How Jimmy becomes a single parent comprises the plot of the series’ premiere episode. Initially, Jimmy is a lost soul, looking for some meaning in his life, although he is easily distracted from his quest for meaning. After quitting his job with the pool and lawn service owned by his dad Burt (Garret Dillahunt), Jimmy goes home and sits down to map out his future. Hours later, all he has produced is a wonderful picture fit for a DC graphic novel.
Jimmy’s world changes when he meets Lucy (Bijou Phillips), whom he believes he is rescuing from a dangerous predator. When he learns that Lucy has actually killed her boyfriend, Jimmy looksboth hurt and naïve. His mother, on the other hand, is wise and unflappable. The scene in which Virginia “captures” the dangerous Lucy is one of the comic highlights of the year, while also revealing her resourcefulness. Soon, the criminal is in prison, carrying Jimmy’s baby, and shortly thereafter, Jimmy finds himself with a six-month-old to parent.
At this point, we’re worried for the child’s welfare, as the show has set up these adults as an inept, reckless, and mostly unhappy lot. Then, when the baby, named Princess Beyonce by her mother, keeps the family up all night, Virginia and Burt show their true parenting skills. Even to the end of the premiere episode, Virginia pushes the firehouse idea, but Jimmy wants to keep his daughter, telling his mom, “I’m sick of people looking at me like I have no purpose.” Thus, the family finds that they will be raising the newly renamed Hope. It might sound like one of those “Awww” moments of so many family sitcoms; however, this scene isn’t a “happy ending” to the episode. It’s clear that the Chances are fully cognizant that their lives are about to change forever,
In addition to having a new child, Jimmy also has a potential new love interest, Sabrina (Shannon Woodward), the check-out girl at the local supermarket who helps him see more clearly via her own sarcastic and wry observations. Sabrina provides the episode with some of its laugh-out-loud moments, but the humor doesn’t ridicule the Chance clan as much as it illuminates each member’s personality. For instance, flashbacks to Virginia and Burt as new parents amuse, but they also illustrate how inexperienced they were. Their concern about Jimmy raising a child comes from a personal understanding of the unique challenges awaiting him.

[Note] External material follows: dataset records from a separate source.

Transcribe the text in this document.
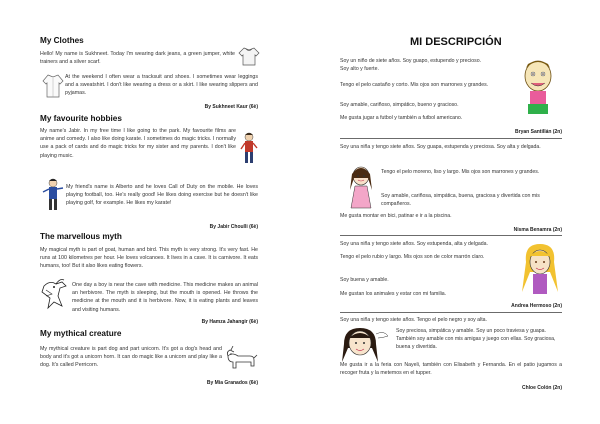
My Clothes
Hello! My name is Sukhneet. Today I'm wearing dark jeans, a green jumper, white trainers and a silver scarf.
At the weekend I often wear a tracksuit and shoes. I sometimes wear leggings and a sweatshirt. I don't like wearing a dress or a skirt. I like wearing slippers and pyjamas.
By Sukhneet Kaur (6è)
My favourite hobbies
My name's Jabir. In my free time I like going to the park. My favourite films are anime and comedy. I also like doing karate. I sometimes do magic tricks. I normally use a pack of cards and do magic tricks for my sister and my parents. I don't like playing music.
My friend's name is Alberto and he loves Call of Duty on the mobile. He loves playing football, too. He's really good! He likes doing exercise but he doesn't like playing golf, for example. He likes my karate!
By Jabir Choulli (6è)
The marvellous myth
My magical myth is part of goat, human and bird. This myth is very strong. It's very fast. He runs at 100 kilometres per hour. He loves volcanoes. It lives in a cave. It is carnivore. It eats humans, too! But it also likes eating flowers.
One day a boy is near the cave with medicine. This medicine makes an animal an herbivore. The myth is sleeping, but the mouth is opened. He throws the medicine at the mouth and it is herbivore. Now, it is eating plants and leaves and visiting humans.
By Hamza Jahangir (6è)
My mythical creature
My mythical creature is part dog and part unicorn. It's got a dog's head and body and it's got a unicorn horn. It can do magic like a unicorn and play like a dog. It's called Perricorn.
By Mia Granados (6è)
MI DESCRIPCIÓN
Soy un niño de siete años. Soy guapo, estupendo y precioso. Soy alto y fuerte.
Tengo el pelo castaño y corto. Mis ojos son marrones y grandes.
Soy amable, cariñoso, simpático, bueno y gracioso.
Me gusta jugar a futbol y también a futbol americano.
Bryan Santillán (2n)
Soy una niña y tengo siete años. Soy guapa, estupenda y preciosa. Soy alta y delgada.
Tengo el pelo moreno, liso y largo. Mis ojos son marrones y grandes.
Soy amable, cariñosa, simpática, buena, graciosa y divertida con mis compañeros.
Me gusta montar en bici, patinar e ir a la piscina.
Nisma Benamra (2n)
Soy una niña y tengo siete años. Soy estupenda, alta y delgada.
Tengo el pelo rubio y largo. Mis ojos son de color marrón claro.
Soy buena y amable.
Me gustan los animales y estar con mi familia.
Andrea Hermoso (2n)
Soy una niña y tengo siete años. Tengo el pelo negro y soy alta.
Soy preciosa, simpática y amable. Soy un poco traviesa y guapa. También soy amable con mis amigas y juego con ellas. Soy graciosa, buena y divertida.
Me gusta ir a la feria con Nayeli, también con Elisabeth y Fernanda. En el patio jugamos a recoger fruta y la metemos en el tupper.
Chloe Colón (2n)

As it walks a line between between mockery and compassion, Raising Hope most obviously evokes a comparison with creator Gregory Thomas Garcia’s last series, My Name is Earl. In the new show, however, the players are more believable and less caricatured (save for the dottering character of Maw Maw [Cloris Leachman], who walks around in her bra and French-kisses Jimmy, thinking he’s her late husband). Virginia, played by the incomparable Plimpton, works as a maid, a job that hasn’t exactly sweetened her on life. When Jimmy quits his job, believing there must be more to life than skimming the same pool repeatedly, she observes, “There isn’t,” just before she admonishes her coworkers who are impatient to get to the job. “You do realize,” she tells them, “We’re going to clean toilets.” In Virginia’s cynicism, we see Jimmy’s future; without a purpose and direction, he may become as bitter as his mother.
We do, in fact, laugh at Jimmy’s ignorance, most notably displayed in the “I threw up on the baby” scene featured in previews (but honestly, who hasn’t wanted to throw up when changing a baby’s diaper?) When we laugh at him, though, it is because we are sympathetic to his inexperience. Many of the things Hope endures in her first day with the Chances illicit gasps, but Jimmy’s love for his daughter is always apparent, and that helps us root for Jimmy and Hope.